With the problem squarely before his mind, he was not long in finding a
solution. His first step was to make a thorough examination of the aero,
with the hope that the damage that it had suffered might be reparable. He
had all the tools that would be needed, as it was the custom for express
aeros to carry a complete equipment for repairs; but unfortunately one of
the planes of the aero was wrecked beyond the possibility of repair. He
knew upon what delicate adjustments the safety of the modern airship
depended, and he did not dare undertake a voyage with a lame craft.

Then the idea occurred to him of trying to escape by water. The aero was
a machine of the very latest type, and made of levium, consequently it
would float better than wood.

If the opposition of shipbuilders, incited and backed by selfish interests,
had not prevented the employment of levium in marine construction, millions
of lives might now have been saved; but, as we have before said, only a
few experimental boats of levium had been made.

Moreover, like all aeros intended for long trips, this one had what was
called a "boat-bottom," intended to enable it to remain afloat with its
burden in case of an accidental fall into a large body of water. Pludder
saw that this fact would enable him to turn the wreck into a raft.

It would only be necessary to reshape the craft a little, and this was the
easier because the aero was put together in such a manner with screw-bolts
and nuts that it could be articulated or disarticulated as readily as a
watch. He had entire confidence in his engineering skill, and in the
ability of the three experienced men of the crew to aid him. He decided to
employ the planes for outriders, which would serve to increase the
buoyancy and stability.

As soon as he had completed his plan in his mind he explained his
intentions to the President. The latter and the other members of the party
were at first as much startled as surprised by the idea of embarking on a
voyage of eleven hundred miles in so questionable a craft, but Professor
Pludder assured them that everything would go well.

"But how about the propulsion?" asked Mr. Samson. "You can't depend on the
wind, and we've got no sails."

"I have thought that all out," said Pludder. "I shall use the engine, and
rearrange one of the aerial screws so that it will serve for a propeller.
I do not expect to get up any great speed, but if we can make only as much
as two miles an hour we shall arrive on the borders of the Colorado upland,
five thousand feet above sea, within about twenty-three days. We may be
able to do better than that."

Nobody felt much confidence in this scheme except its inventor, but it
appeared to be the only thing that could be done, and so they all fell to
work, each aiding as best he could, and after four days of hard work the
remarkable craft was ready for its adventurous voyage.
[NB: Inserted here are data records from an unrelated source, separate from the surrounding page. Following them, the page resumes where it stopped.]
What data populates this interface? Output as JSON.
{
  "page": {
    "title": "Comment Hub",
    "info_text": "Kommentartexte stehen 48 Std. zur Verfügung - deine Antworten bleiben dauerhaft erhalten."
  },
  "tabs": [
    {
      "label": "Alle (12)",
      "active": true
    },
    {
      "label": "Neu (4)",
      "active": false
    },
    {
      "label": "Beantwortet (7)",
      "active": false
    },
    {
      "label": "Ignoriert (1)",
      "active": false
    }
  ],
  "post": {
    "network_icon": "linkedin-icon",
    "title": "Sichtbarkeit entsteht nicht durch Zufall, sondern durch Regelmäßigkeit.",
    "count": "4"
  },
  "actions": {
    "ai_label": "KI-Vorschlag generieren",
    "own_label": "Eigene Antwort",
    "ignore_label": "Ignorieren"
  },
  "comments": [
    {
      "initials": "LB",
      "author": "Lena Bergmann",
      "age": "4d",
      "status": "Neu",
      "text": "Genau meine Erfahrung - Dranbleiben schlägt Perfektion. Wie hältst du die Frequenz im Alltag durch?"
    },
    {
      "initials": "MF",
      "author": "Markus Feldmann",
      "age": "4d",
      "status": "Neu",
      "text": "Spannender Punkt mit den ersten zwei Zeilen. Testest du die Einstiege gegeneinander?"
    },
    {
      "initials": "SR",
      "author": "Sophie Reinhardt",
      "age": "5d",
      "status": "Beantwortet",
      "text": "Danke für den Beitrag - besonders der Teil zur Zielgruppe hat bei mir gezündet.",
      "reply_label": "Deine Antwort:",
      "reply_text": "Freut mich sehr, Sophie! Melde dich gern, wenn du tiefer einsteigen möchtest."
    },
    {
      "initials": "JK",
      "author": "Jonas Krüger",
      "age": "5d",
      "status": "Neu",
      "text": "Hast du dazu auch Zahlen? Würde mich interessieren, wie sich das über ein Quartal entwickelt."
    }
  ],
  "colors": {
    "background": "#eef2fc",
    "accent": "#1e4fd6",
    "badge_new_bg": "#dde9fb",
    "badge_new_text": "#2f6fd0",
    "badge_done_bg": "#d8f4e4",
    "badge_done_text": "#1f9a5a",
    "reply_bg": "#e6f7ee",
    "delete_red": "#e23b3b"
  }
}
Professor Pludder had succeeded even better than he anticipated in
transforming one of the aerial screws into a propeller. Its original
situation was such that it naturally, as it were, fell into the proper
place when the "hull" was partly submerged, and, the blades being made of
concentric rows of small plates, there was no difficulty in reducing them
to a manageable size. The position of the engine did not need to be
shifted at all.

The "outriders," made up of the discarded planes, promised to serve their
purpose well, and the cabin remained for a comfortable "deck-house." A
rudder had been contrived by an alteration of the one which had served for
guiding the aero in its flights.

The water was close to their feet, and there was no great difficulty in
pushing the affair off the rocks and getting it afloat. The women and
children were first put aboard, and then the men scrambled in, and Pludder
set the motors going. The improvised propeller churned and spluttered,
but it did its work after a fashion, and, under a blue sky, in dazzling
sunshine, with a soft southerly breeze fanning the strange sea that
spread around them, they soon saw the bared rocks and deeply scored
flanks of Mount Mitchell receding behind them.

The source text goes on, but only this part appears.